Our industry is not denying that it has a part to play in keeping the public safe; we absolutely must operate responsibly and with integrity. Like most of our peers across Nottingham and beyond, we have exceeded what was required during the pandemic. As things changed, we adapted quickly and determinedly, always with the wellbeing of our customers and colleagues at the fore. We feared that the reckless and selfish behaviour of a few venues would damage customer and government confidence in the industry, and asked that any pub or bar which flaunted the guidelines face serious consequences. Those consequences are coming far too late, if at all. It took five months from initial complaint for one irresponsible business to be closed by a local council. A proficient and swift response would have undoubtedly protected lives, boosted public confidence, and supported businesses which were acting with care.

Overall, hospitality venues in England have performed exceptionally well during the last few months, with the government’s own data released in September attributing just 5% of outbreaks to the industry. The data did not even identify what percentage was attributed to pubs and bars specifically. And yet, a 10pm curfew was introduced, resulting in approximately a full day’s worth of income lost for business every week and a severe loss of customer confidence.

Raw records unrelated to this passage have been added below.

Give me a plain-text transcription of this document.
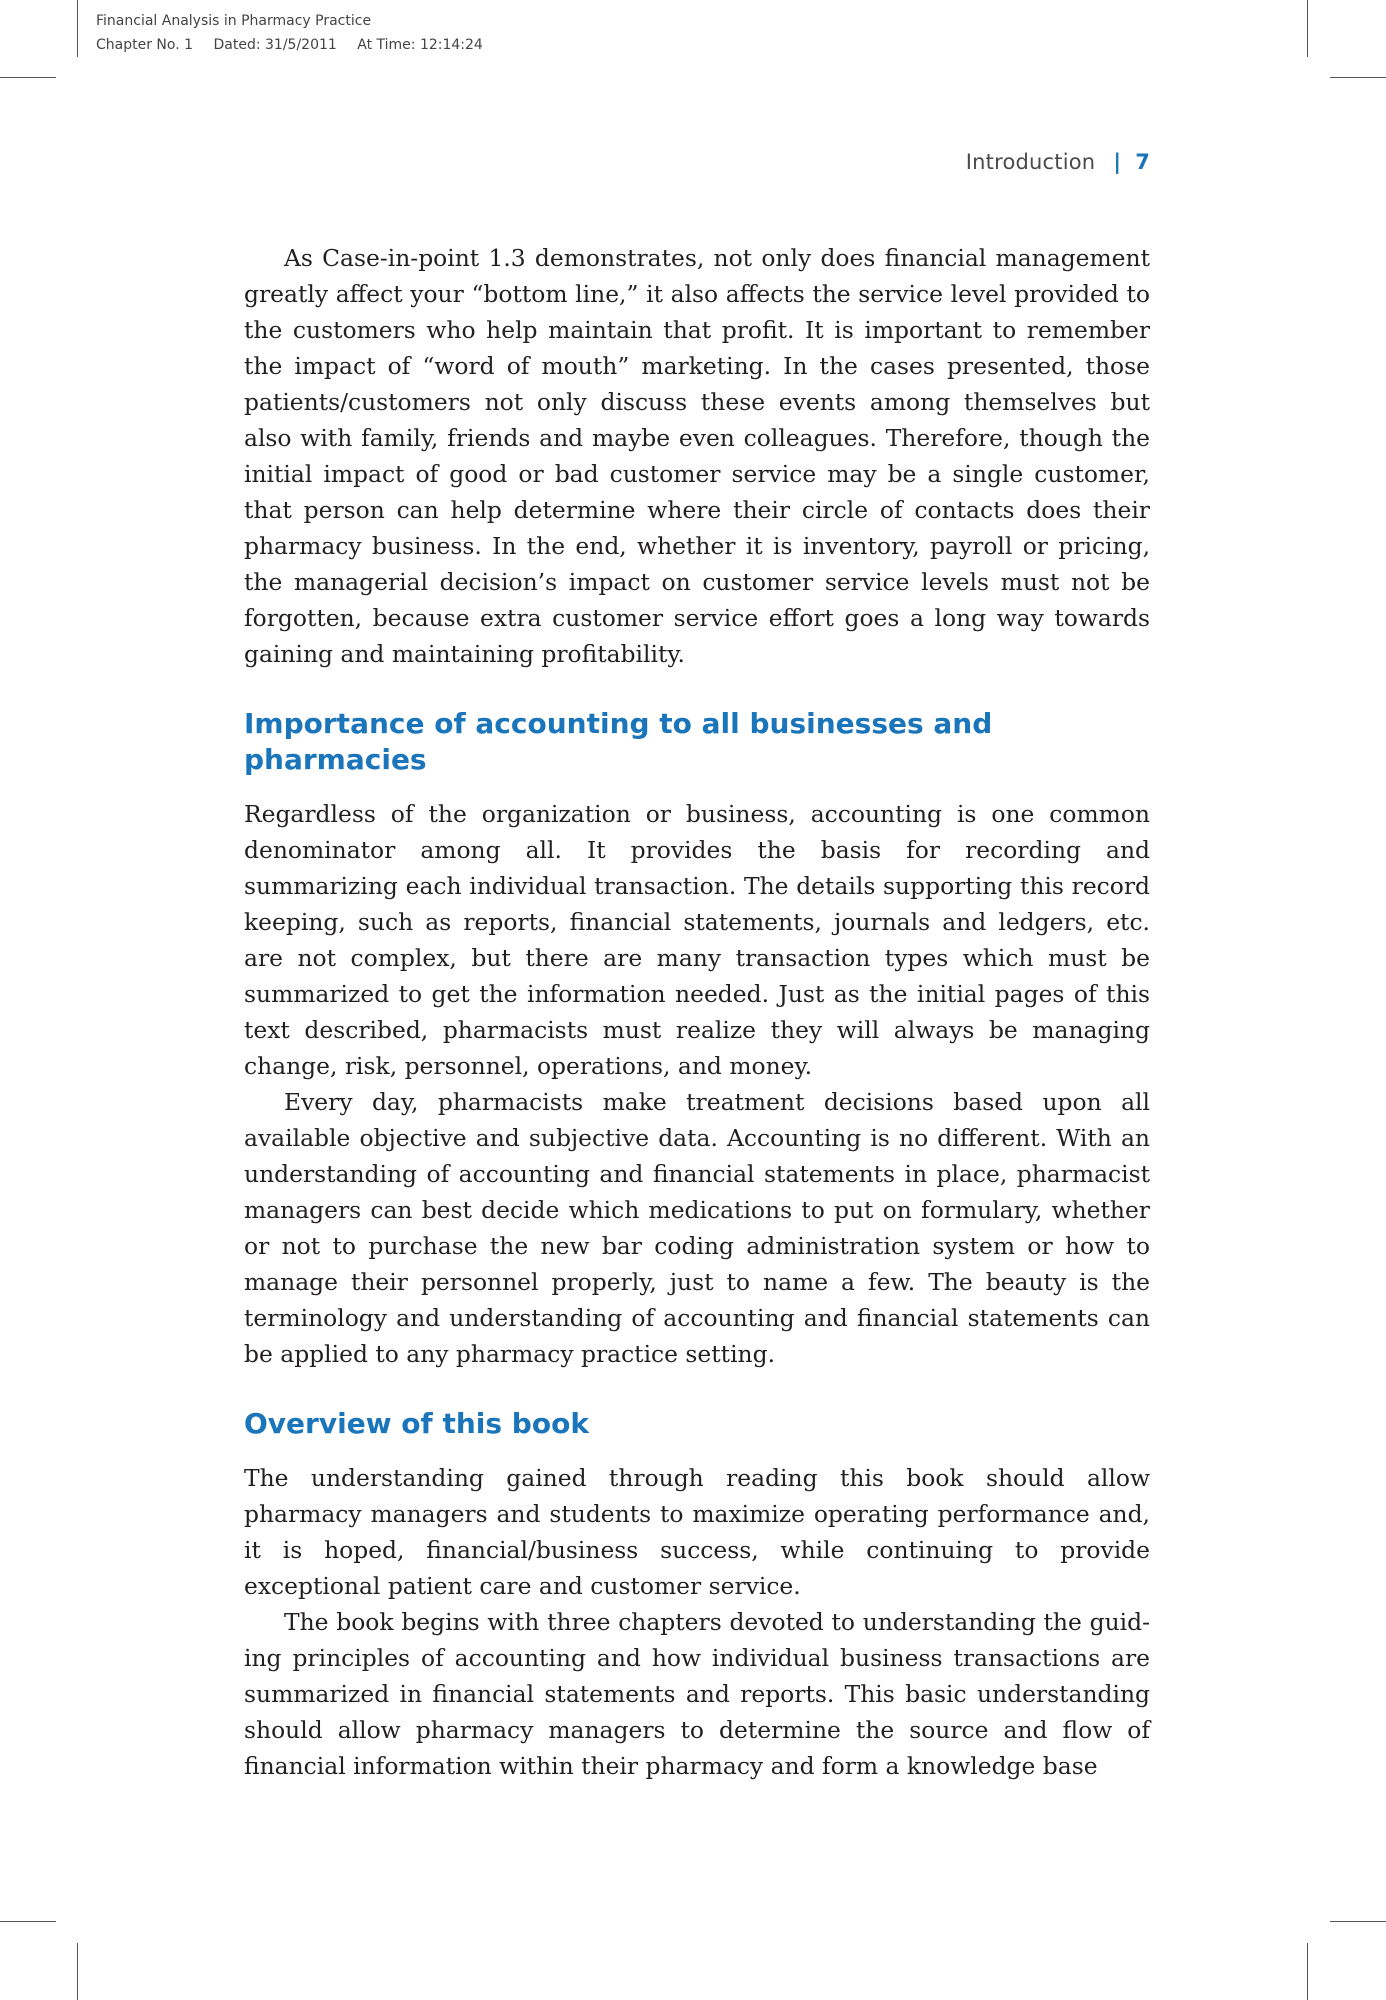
Financial Analysis in Pharmacy Practice
Chapter No. 1 Dated: 31/5/2011 At Time: 12:14:24
Introduction | 7

As Case-in-point 1.3 demonstrates, not only does financial management greatly affect your “bottom line,” it also affects the service level provided to the customers who help maintain that profit. It is important to remember the impact of “word of mouth” marketing. In the cases presented, those patients/customers not only discuss these events among themselves but also with family, friends and maybe even colleagues. Therefore, though the initial impact of good or bad customer service may be a single customer, that person can help determine where their circle of contacts does their pharmacy business. In the end, whether it is inventory, payroll or pricing, the managerial decision’s impact on customer service levels must not be forgotten, because extra customer service effort goes a long way towards gaining and maintaining profitability.

Importance of accounting to all businesses and pharmacies

Regardless of the organization or business, accounting is one common denominator among all. It provides the basis for recording and summarizing each individual transaction. The details supporting this record keeping, such as reports, financial statements, journals and ledgers, etc. are not complex, but there are many transaction types which must be summarized to get the information needed. Just as the initial pages of this text described, pharmacists must realize they will always be managing change, risk, personnel, operations, and money.

Every day, pharmacists make treatment decisions based upon all available objective and subjective data. Accounting is no different. With an understanding of accounting and financial statements in place, pharmacist managers can best decide which medications to put on formulary, whether or not to purchase the new bar coding administration system or how to manage their personnel properly, just to name a few. The beauty is the terminology and understanding of accounting and financial statements can be applied to any pharmacy practice setting.

Overview of this book

The understanding gained through reading this book should allow pharmacy managers and students to maximize operating performance and, it is hoped, financial/business success, while continuing to provide exceptional patient care and customer service.

The book begins with three chapters devoted to understanding the guiding principles of accounting and how individual business transactions are summarized in financial statements and reports. This basic understanding should allow pharmacy managers to determine the source and flow of financial information within their pharmacy and form a knowledge base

Furthermore, despite the density of Nottingham’s population, the area’s infection rate only became concerning when thousands of students were encouraged to return to university in September/October. It was inevitable that the virus would quickly gain momentum in our small city, and it was foreseeable that local businesses and residents would be the first to feel the economic effects of this surge, yet no help was put in place to support them.

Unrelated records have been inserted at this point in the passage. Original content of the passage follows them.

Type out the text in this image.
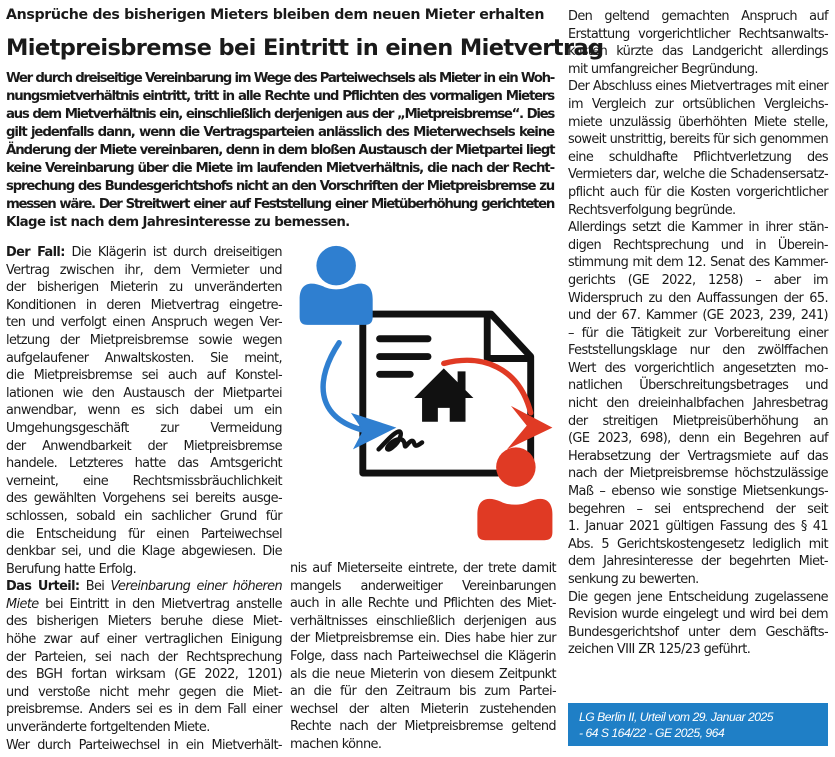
Ansprüche des bisherigen Mieters bleiben dem neuen Mieter erhalten
Mietpreisbremse bei Eintritt in einen Mietvertrag
Wer durch dreiseitige Vereinbarung im Wege des Parteiwechsels als Mieter in ein Woh-
nungsmietverhältnis eintritt, tritt in alle Rechte und Pflichten des vormaligen Mieters
aus dem Mietverhältnis ein, einschließlich derjenigen aus der „Mietpreisbremse“. Dies
gilt jedenfalls dann, wenn die Vertragsparteien anlässlich des Mieterwechsels keine
Änderung der Miete vereinbaren, denn in dem bloßen Austausch der Mietpartei liegt
keine Vereinbarung über die Miete im laufenden Mietverhältnis, die nach der Recht-
sprechung des Bundesgerichtshofs nicht an den Vorschriften der Mietpreisbremse zu
messen wäre. Der Streitwert einer auf Feststellung einer Mietüberhöhung gerichteten
Klage ist nach dem Jahresinteresse zu bemessen.
Der Fall: Die Klägerin ist durch dreiseitigen
Vertrag zwischen ihr, dem Vermieter und
der bisherigen Mieterin zu unveränderten
Konditionen in deren Mietvertrag eingetre-
ten und verfolgt einen Anspruch wegen Ver-
letzung der Mietpreisbremse sowie wegen
aufgelaufener Anwaltskosten. Sie meint,
die Mietpreisbremse sei auch auf Konstel-
lationen wie den Austausch der Mietpartei
anwendbar, wenn es sich dabei um ein
Umgehungsgeschäft zur Vermeidung
der Anwendbarkeit der Mietpreisbremse
handele. Letzteres hatte das Amtsgericht
verneint, eine Rechtsmissbräuchlichkeit
des gewählten Vorgehens sei bereits ausge-
schlossen, sobald ein sachlicher Grund für
die Entscheidung für einen Parteiwechsel
denkbar sei, und die Klage abgewiesen. Die
Berufung hatte Erfolg.
Das Urteil: Bei Vereinbarung einer höheren
Miete bei Eintritt in den Mietvertrag anstelle
des bisherigen Mieters beruhe diese Miet-
höhe zwar auf einer vertraglichen Einigung
der Parteien, sei nach der Rechtsprechung
des BGH fortan wirksam (GE 2022, 1201)
und verstoße nicht mehr gegen die Miet-
preisbremse. Anders sei es in dem Fall einer
unveränderte fortgeltenden Miete.
Wer durch Parteiwechsel in ein Mietverhält-
nis auf Mieterseite eintrete, der trete damit
mangels anderweitiger Vereinbarungen
auch in alle Rechte und Pflichten des Miet-
verhältnisses einschließlich derjenigen aus
der Mietpreisbremse ein. Dies habe hier zur
Folge, dass nach Parteiwechsel die Klägerin
als die neue Mieterin von diesem Zeitpunkt
an die für den Zeitraum bis zum Partei-
wechsel der alten Mieterin zustehenden
Rechte nach der Mietpreisbremse geltend
machen könne.
Den geltend gemachten Anspruch auf
Erstattung vorgerichtlicher Rechtsanwalts-
kosten kürzte das Landgericht allerdings
mit umfangreicher Begründung.
Der Abschluss eines Mietvertrages mit einer
im Vergleich zur ortsüblichen Vergleichs-
miete unzulässig überhöhten Miete stelle,
soweit unstrittig, bereits für sich genommen
eine schuldhafte Pflichtverletzung des
Vermieters dar, welche die Schadensersatz-
pflicht auch für die Kosten vorgerichtlicher
Rechtsverfolgung begründe.
Allerdings setzt die Kammer in ihrer stän-
digen Rechtsprechung und in Überein-
stimmung mit dem 12. Senat des Kammer-
gerichts (GE 2022, 1258) – aber im
Widerspruch zu den Auffassungen der 65.
und der 67. Kammer (GE 2023, 239, 241)
– für die Tätigkeit zur Vorbereitung einer
Feststellungsklage nur den zwölffachen
Wert des vorgerichtlich angesetzten mo-
natlichen Überschreitungsbetrages und
nicht den dreieinhalbfachen Jahresbetrag
der streitigen Mietpreisüberhöhung an
(GE 2023, 698), denn ein Begehren auf
Herabsetzung der Vertragsmiete auf das
nach der Mietpreisbremse höchstzulässige
Maß – ebenso wie sonstige Mietsenkungs-
begehren – sei entsprechend der seit
1. Januar 2021 gültigen Fassung des § 41
Abs. 5 Gerichtskostengesetz lediglich mit
dem Jahresinteresse der begehrten Miet-
senkung zu bewerten.
Die gegen jene Entscheidung zugelassene
Revision wurde eingelegt und wird bei dem
Bundesgerichtshof unter dem Geschäfts-
zeichen VIII ZR 125/23 geführt.
LG Berlin II, Urteil vom 29. Januar 2025
- 64 S 164/22 - GE 2025, 964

The Tier 2 model laid out by the government does not provide the help needed to save jobs and businesses from collapse. Instead, it makes hospitality businesses unviable by devastating revenues without providing support. It leaves us with jobs that need doing but ones we cannot afford to pay for, and a “Job Support Scheme” which will instead lead to closure and job losses. Business owners are being forced into a position where they simply cannot afford to keep their doors open.

The 5% VAT rate must be extended to include wet sales to offer these venues some respite. Why, even in a pre-CV-19 world, must a supermarket only pay 20p in VAT on a bottle of beer, when that same beer in a local pub pays VAT that returns the Chancellor 60 pence?

As a pub group and brewery, operating for nearly 45 years in Nottinghamshire, we are on the verge of breakdown. The entire supply chain is impacted by every unfair restriction placed on pubs, with businesses operating in an array of industries taking a resulting hit, from food suppliers to electricians, to marketing professionals, to breweries like ourselves. The list is long and devastating.

We ask our local MPs to consider and challenge the rhetoric which is placing unjust blame and accountability on pubs and bars. We can no longer allow an entire industry to be scapegoated. First and foremost, pubs are essential hubs in our communities. We must protect them; they are vital to our collective wellbeing and our city’s recovery.

We ask for urgent support to help pubs and bars and their direct supply chain. To achieve this, we need:
1. Financial grant support, to cover lost revenue during the crisis, allowing us to meet the obligations which are unavoidable, regardless of which Tier we are placed in. We ask for the 80% level of support to continue for 6 months in order to save businesses and jobs. We ask for the level of 80% support for furloughed employees to continue for six months, to protect the lower paid.
2. Removal of Employer’s NI payments, and a contribution towards paying people to work.
3. A VAT rate on beer that means we pay the same in cash terms as a supermarket.

Sincerely,

Castle Rock Brewery
Proud independent pub co. and brewery, proud Nottingham business, est. 1977.